Ian Maxtone-Graham wrote the episode, and it was his first writing credit for The Simpsons, although he had served as a consultant on the show for several months prior. Maxtone-Graham had previously worked with showrunners Bill Oakley and Josh Weinstein on a game show and the two had wanted to hire him as a writer on The Simpsons. The episode started out as a story about Mr. Burns and Grampa both being stationed in Paris during World War II and falling in love with the same woman, who had a love child. Maxtone-Graham, however, had wanted this episode to be about Burns having a child, which is where it went. The other episode idea became "Raging Abe Simpson and His Grumbling Grandson in 'The Curse of the Flying Hellfish', which aired during the previous season. The episode opens with the family visiting Mt. Swartzwelder Historic Cider Mill (a reference to fellow writer John Swartzwelder) because the writers had wanted to do something involving autumn and a cider mill seemed like a good setting for that.

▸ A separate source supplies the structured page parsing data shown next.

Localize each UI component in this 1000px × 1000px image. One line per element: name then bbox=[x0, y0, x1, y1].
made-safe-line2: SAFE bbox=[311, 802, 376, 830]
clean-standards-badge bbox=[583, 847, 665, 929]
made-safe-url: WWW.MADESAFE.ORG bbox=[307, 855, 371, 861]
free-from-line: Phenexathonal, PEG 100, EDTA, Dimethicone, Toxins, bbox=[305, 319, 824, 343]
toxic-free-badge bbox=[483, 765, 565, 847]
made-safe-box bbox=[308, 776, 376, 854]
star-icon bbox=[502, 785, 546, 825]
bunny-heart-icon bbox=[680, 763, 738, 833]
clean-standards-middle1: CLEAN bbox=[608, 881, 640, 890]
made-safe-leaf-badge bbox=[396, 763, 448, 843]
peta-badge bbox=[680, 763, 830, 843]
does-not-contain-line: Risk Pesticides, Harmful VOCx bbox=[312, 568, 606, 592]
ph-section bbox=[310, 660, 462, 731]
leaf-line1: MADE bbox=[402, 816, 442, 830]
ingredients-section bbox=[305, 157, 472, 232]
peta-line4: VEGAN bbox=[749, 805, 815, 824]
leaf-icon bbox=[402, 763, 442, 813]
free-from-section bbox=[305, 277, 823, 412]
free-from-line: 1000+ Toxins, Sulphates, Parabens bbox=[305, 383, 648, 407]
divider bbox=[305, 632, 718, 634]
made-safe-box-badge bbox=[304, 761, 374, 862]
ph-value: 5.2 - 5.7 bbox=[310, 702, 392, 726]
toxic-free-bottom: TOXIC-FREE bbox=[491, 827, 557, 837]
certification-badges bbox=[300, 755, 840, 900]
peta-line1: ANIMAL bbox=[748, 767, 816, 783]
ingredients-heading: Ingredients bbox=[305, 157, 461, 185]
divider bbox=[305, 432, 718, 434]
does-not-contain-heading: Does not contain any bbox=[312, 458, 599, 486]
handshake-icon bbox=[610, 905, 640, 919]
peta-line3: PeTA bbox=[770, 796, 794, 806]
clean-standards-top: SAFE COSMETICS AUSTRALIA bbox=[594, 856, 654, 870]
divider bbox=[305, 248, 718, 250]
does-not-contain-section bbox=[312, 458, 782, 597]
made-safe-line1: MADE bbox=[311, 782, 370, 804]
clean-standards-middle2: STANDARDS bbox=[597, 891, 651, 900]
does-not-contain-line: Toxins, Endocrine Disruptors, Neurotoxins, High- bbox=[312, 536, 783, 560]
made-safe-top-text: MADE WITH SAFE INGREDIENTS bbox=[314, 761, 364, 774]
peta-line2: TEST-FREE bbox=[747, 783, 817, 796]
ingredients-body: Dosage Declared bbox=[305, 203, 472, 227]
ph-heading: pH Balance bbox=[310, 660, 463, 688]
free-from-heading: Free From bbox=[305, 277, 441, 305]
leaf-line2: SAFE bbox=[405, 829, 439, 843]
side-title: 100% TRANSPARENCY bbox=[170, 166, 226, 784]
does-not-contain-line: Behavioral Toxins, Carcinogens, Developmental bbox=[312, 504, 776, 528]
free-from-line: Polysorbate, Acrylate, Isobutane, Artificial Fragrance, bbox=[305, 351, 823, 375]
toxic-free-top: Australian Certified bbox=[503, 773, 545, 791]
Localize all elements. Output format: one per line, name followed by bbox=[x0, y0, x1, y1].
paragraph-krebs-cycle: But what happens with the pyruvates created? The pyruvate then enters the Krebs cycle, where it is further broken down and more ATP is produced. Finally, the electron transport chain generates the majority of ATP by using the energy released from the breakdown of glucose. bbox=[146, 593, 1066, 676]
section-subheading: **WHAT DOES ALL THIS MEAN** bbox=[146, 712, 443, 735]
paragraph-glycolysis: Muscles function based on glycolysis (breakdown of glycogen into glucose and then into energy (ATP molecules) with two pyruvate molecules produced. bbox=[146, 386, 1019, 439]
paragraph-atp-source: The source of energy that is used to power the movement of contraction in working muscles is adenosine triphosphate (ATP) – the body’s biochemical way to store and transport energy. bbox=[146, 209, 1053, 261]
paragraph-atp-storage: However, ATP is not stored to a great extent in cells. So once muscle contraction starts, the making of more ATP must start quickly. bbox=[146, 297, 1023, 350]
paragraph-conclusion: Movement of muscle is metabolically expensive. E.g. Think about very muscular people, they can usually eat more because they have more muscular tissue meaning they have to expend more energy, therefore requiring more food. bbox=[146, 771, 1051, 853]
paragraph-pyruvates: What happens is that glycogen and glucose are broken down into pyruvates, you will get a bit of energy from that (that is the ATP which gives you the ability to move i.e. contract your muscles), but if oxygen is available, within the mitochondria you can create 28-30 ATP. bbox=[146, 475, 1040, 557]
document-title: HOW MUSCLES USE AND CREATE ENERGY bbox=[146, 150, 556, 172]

Rodney Dangerfield guest stars in this episode and was a huge favorite of many of the show's writers. Many of the jokes in the episode were specifically written to be "Dangerfield jokes", which were much tougher to write than the staff had originally thought. Dangerfield made a few key changes to his script during the recording of his part; Weinstein kept the annotated script and pen and considers them among his three most prized The Simpsons possessions. Designing Larry Burns was a challenge because the director had wanted him to look like Dangerfield but still have Burns' characteristics such as the pointed nose.

==Cultural references==

Homer's Snoopy puzzle, designed with the nose missing to avoid copyright infringement

The title of the episode references a line in The Trammps song "Disco Inferno" ("Burn, baby, burn"). After discovering that Larry Burns is also working in Sector 7G, Homer frantically cleans up and puts away an almost entirely assembled jigsaw puzzle which has an image of Snoopy lying on his doghouse. The puzzle is missing several pieces over where Snoopy's nose should be, which was intentionally drawn that way to avoid copyright infringement.

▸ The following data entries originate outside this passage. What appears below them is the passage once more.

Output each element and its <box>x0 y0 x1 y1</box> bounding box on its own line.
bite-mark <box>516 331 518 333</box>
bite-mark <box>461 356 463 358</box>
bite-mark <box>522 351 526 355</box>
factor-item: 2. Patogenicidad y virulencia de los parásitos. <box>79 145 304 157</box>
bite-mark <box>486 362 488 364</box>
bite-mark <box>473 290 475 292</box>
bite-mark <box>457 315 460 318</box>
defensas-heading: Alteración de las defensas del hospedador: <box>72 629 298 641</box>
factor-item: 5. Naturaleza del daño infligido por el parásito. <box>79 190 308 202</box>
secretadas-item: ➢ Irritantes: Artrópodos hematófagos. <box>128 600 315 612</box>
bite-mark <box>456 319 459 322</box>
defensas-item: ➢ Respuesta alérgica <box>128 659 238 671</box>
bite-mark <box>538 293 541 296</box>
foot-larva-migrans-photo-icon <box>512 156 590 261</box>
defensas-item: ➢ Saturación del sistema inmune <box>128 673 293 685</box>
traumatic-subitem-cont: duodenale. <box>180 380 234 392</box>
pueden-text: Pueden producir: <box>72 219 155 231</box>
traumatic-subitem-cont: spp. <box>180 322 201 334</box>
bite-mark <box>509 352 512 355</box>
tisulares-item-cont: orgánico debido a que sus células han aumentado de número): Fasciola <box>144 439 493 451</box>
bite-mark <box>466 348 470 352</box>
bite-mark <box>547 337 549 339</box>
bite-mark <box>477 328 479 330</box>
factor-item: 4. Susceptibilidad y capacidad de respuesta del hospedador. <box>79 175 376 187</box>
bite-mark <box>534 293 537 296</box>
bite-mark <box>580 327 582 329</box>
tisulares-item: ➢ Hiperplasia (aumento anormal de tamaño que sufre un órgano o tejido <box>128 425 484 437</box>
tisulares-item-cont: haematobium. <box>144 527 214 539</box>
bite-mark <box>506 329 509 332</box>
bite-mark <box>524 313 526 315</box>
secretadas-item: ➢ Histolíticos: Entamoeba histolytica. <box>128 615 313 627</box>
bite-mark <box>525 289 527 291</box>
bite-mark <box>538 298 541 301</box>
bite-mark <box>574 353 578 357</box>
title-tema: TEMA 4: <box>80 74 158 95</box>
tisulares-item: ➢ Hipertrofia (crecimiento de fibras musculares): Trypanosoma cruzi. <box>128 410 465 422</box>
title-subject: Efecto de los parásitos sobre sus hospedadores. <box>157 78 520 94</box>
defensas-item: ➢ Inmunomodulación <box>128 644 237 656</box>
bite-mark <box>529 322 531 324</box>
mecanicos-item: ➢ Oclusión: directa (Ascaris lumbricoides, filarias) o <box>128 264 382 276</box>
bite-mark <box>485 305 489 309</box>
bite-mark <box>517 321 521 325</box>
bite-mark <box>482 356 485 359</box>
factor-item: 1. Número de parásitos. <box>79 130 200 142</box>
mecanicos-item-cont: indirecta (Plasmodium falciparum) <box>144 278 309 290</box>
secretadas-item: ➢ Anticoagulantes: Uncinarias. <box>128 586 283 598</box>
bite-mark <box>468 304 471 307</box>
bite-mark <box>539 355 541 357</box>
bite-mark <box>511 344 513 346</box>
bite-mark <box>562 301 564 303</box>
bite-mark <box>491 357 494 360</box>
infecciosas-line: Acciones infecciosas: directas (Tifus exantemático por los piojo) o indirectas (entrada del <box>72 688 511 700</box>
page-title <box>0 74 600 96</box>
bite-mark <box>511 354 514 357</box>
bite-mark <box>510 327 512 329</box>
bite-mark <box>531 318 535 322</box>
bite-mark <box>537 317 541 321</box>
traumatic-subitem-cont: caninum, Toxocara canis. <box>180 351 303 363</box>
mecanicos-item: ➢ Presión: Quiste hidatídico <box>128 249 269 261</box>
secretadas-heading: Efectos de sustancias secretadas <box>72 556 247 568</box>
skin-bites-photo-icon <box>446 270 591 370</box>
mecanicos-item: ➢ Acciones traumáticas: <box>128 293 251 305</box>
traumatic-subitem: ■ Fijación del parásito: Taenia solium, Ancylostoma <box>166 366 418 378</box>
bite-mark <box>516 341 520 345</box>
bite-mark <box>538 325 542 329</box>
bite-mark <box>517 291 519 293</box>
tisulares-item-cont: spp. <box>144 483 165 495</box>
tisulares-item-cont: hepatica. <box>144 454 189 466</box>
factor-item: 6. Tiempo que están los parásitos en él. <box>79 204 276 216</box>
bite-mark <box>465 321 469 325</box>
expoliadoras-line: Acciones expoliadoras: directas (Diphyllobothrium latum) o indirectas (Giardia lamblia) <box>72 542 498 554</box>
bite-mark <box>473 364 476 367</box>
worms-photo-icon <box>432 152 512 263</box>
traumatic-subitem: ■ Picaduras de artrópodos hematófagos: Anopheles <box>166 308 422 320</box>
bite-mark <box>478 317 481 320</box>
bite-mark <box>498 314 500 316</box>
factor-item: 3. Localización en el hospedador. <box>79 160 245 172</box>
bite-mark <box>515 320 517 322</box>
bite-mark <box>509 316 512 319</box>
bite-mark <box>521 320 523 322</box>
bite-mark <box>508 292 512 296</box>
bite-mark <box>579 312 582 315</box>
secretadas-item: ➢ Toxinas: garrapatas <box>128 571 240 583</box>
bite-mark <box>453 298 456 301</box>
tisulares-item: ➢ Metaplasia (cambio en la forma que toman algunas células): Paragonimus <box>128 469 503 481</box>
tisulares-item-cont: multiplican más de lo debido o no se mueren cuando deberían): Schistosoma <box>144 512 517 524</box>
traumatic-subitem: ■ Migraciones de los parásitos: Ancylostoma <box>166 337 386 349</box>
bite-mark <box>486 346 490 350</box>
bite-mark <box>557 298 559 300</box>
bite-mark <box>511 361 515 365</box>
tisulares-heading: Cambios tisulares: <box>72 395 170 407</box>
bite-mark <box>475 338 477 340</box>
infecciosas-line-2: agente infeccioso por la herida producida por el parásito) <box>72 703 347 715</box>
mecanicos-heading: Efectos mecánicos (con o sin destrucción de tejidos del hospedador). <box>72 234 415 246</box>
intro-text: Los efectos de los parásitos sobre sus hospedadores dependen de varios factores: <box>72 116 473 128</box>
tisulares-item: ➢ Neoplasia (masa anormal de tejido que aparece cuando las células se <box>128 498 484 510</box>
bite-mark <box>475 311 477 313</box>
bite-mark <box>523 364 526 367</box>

The character from Yale that Mr. Burns briefly talks to is based on the fictional character Dink Stover from the book Dink Stover at Yale by Owen Johnson. The episode contains several references to the film Caddyshack, in which Dangerfield starred in, such as the scene where Larry tries to fit in with Mr. Burns' associates. The final street party, which features the song "Any Way You Want It" by Journey (also featured in Caddyshack), also parodies the way that several films, including Caddyshack itself, end. The episode ends at a movie theater, which is a reference to several famous criminals who were involved with theatres, such as John Dillinger, Lee Harvey Oswald, and John Wilkes Booth.

==Reception==
In its original broadcast, "Burns, Baby Burns" finished 64th in ratings for the week of November 11–17, 1996, with a Nielsen rating of 7.7, equivalent to approximately 7.5 million viewing households. It was the fourth-highest-rated show on the Fox network that week, following The X-Files, Melrose Place, and Beverly Hills, 90210.

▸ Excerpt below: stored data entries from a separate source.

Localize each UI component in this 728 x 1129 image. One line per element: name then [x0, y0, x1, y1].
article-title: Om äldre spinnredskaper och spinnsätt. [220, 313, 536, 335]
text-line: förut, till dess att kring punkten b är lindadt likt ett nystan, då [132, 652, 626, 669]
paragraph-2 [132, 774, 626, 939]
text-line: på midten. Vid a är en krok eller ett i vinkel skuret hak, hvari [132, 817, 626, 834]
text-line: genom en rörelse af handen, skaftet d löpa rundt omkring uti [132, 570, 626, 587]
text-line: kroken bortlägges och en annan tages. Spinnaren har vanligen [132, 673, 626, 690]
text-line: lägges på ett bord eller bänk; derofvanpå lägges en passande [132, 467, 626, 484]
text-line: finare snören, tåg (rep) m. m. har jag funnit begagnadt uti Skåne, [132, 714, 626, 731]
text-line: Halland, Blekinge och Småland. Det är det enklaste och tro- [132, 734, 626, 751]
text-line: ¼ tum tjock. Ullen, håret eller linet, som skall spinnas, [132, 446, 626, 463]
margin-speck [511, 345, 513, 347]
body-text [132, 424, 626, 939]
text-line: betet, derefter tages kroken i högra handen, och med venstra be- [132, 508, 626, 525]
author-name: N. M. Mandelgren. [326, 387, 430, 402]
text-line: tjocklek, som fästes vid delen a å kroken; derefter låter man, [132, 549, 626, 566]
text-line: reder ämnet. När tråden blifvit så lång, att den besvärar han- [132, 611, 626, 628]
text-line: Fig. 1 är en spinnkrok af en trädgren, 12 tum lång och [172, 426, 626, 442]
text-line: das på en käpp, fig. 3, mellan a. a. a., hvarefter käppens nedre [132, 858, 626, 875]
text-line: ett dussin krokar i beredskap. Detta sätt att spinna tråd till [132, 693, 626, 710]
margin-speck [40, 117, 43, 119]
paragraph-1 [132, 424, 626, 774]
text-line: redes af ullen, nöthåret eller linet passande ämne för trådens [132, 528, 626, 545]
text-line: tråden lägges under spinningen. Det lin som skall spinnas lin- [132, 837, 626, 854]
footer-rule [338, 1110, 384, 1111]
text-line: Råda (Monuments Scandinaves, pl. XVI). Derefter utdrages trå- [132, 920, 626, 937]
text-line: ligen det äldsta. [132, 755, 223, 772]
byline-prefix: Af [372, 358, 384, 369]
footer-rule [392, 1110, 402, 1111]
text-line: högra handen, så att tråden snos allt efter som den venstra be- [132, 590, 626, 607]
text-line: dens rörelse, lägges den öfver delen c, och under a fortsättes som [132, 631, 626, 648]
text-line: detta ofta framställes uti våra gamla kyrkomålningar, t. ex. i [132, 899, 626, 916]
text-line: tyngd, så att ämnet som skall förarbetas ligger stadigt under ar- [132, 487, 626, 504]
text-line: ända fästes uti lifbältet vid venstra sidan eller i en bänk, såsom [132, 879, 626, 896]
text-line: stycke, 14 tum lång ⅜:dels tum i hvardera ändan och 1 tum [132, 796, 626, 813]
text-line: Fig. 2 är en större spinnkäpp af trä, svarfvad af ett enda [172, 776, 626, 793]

The authors of the book I Can't Believe It's a Bigger and Better Updated Unofficial Simpsons Guide, Gary Russell and Gareth Roberts, called it "[a] fun episode, with Rodney Dangerfield putting a lot of pathos into Larry – and Homer's impassioned speech atop the cinema at the climax is one of his funniest moments." Erik Adams calls it "A story that's best viewed as a celebration of a comedic genius, appropriately topped off with a party thrown in his honor. So what? So let's dance!"